ATHENS – Some 18 years after it closed, an 8-billion euro ($8.84 billion) plan to transform the abandoned Hellenikon International Airport on Athens coast into a high-end use of commercial space, offices, a casino, marina park and playland got closer to beginning when Greece’s highest administrative court removed the last obstacle.
The court ruled as legal the procedures that have been followed so far concerning feasibility studies and environmental issues said Kathimerini, as the plan will also include additional environmental studies when construction begins.
The project had been essentially blocked under the 4-1/2 year reign of the former ruling Radical Left SYRIZA that had elements who didn’t want foreign companies with new Prime Minister and New Democracy leader Kyriakos Mitsotakis moving swiftly to meet his promise to get it going.
He said he wants to lure more foreign investors to speed a slow recovery from a 9 1/2-year economic and austerity crisis and that the Hellenikon project would be a linchpin.
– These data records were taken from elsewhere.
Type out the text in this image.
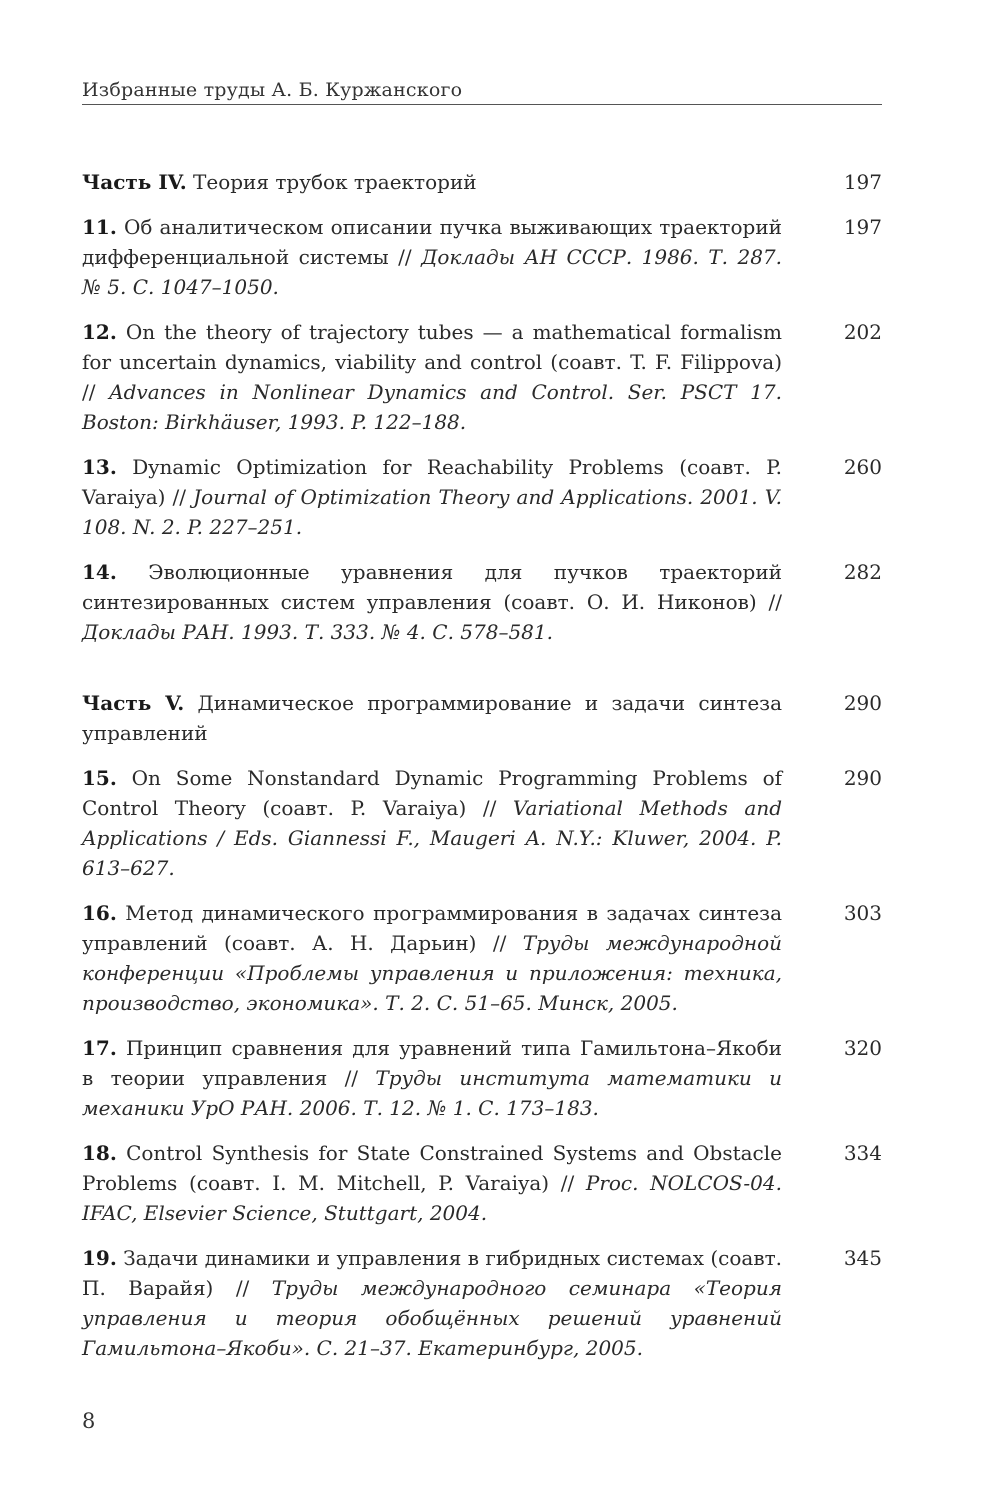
Избранные труды А. Б. Куржанского
Часть IV. Теория трубок траекторий	197
11. Об аналитическом описании пучка выживающих траекторий дифференциальной системы // Доклады АН СССР. 1986. Т. 287. № 5. С. 1047–1050.
197
12. On the theory of trajectory tubes — a mathematical formalism for uncertain dynamics, viability and control (соавт. T. F. Filippova) // Advances in Nonlinear Dynamics and Control. Ser. PSCT 17. Boston: Birkhäuser, 1993. P. 122–188.
202
13. Dynamic Optimization for Reachability Problems (соавт. P. Varaiya) // Journal of Optimization Theory and Applications. 2001. V. 108. N. 2. P. 227–251.
260
14. Эволюционные уравнения для пучков траекторий синтезированных систем управления (соавт. О. И. Никонов) // Доклады РАН. 1993. Т. 333. № 4. С. 578–581.
282
Часть V. Динамическое программирование и задачи синтеза управлений
290
15. On Some Nonstandard Dynamic Programming Problems of Control Theory (соавт. P. Varaiya) // Variational Methods and Applications / Eds. Giannessi F., Maugeri A. N.Y.: Kluwer, 2004. P. 613–627.
290
16. Метод динамического программирования в задачах синтеза управлений (соавт. А. Н. Дарьин) // Труды международной конференции «Проблемы управления и приложения: техника, производство, экономика». Т. 2. С. 51–65. Минск, 2005.
303
17. Принцип сравнения для уравнений типа Гамильтона–Якоби в теории управления // Труды института математики и механики УрО РАН. 2006. Т. 12. № 1. С. 173–183.
320
18. Control Synthesis for State Constrained Systems and Obstacle Problems (соавт. I. M. Mitchell, P. Varaiya) // Proc. NOLCOS-04. IFAC, Elsevier Science, Stuttgart, 2004.
334
19. Задачи динамики и управления в гибридных системах (соавт. П. Варайя) // Труды международного семинара «Теория управления и теория обобщённых решений уравнений Гамильтона–Якоби». С. 21–37. Екатеринбург, 2005.
345
8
It would be the third end of the so-called Athens Riviera.
The first is the planned 800-million euro ($883.41 million) renovation of the port of Piraeus by the Chinese company COSCO which operates it, that was also stymied by SYRIZA. In between is the $861 million Stavros Niarchos Foundation Cultural Center on the coast.
The Greek real estate company Lamda Development that said it would buy out its partners, the Chinse company Fosun and Abu Dhabi’s Green Hills had blamed SYRIZA for the delays and said now that it was eager to begin “the visionary Elliniko project” after talks with the consortium team didn’t bring an agreement.
The site was supposed to be Europe’s largest urban park before Greece’s crisis began in 2010 and successive governments turned toward a commercial development with far less green space than had been planned.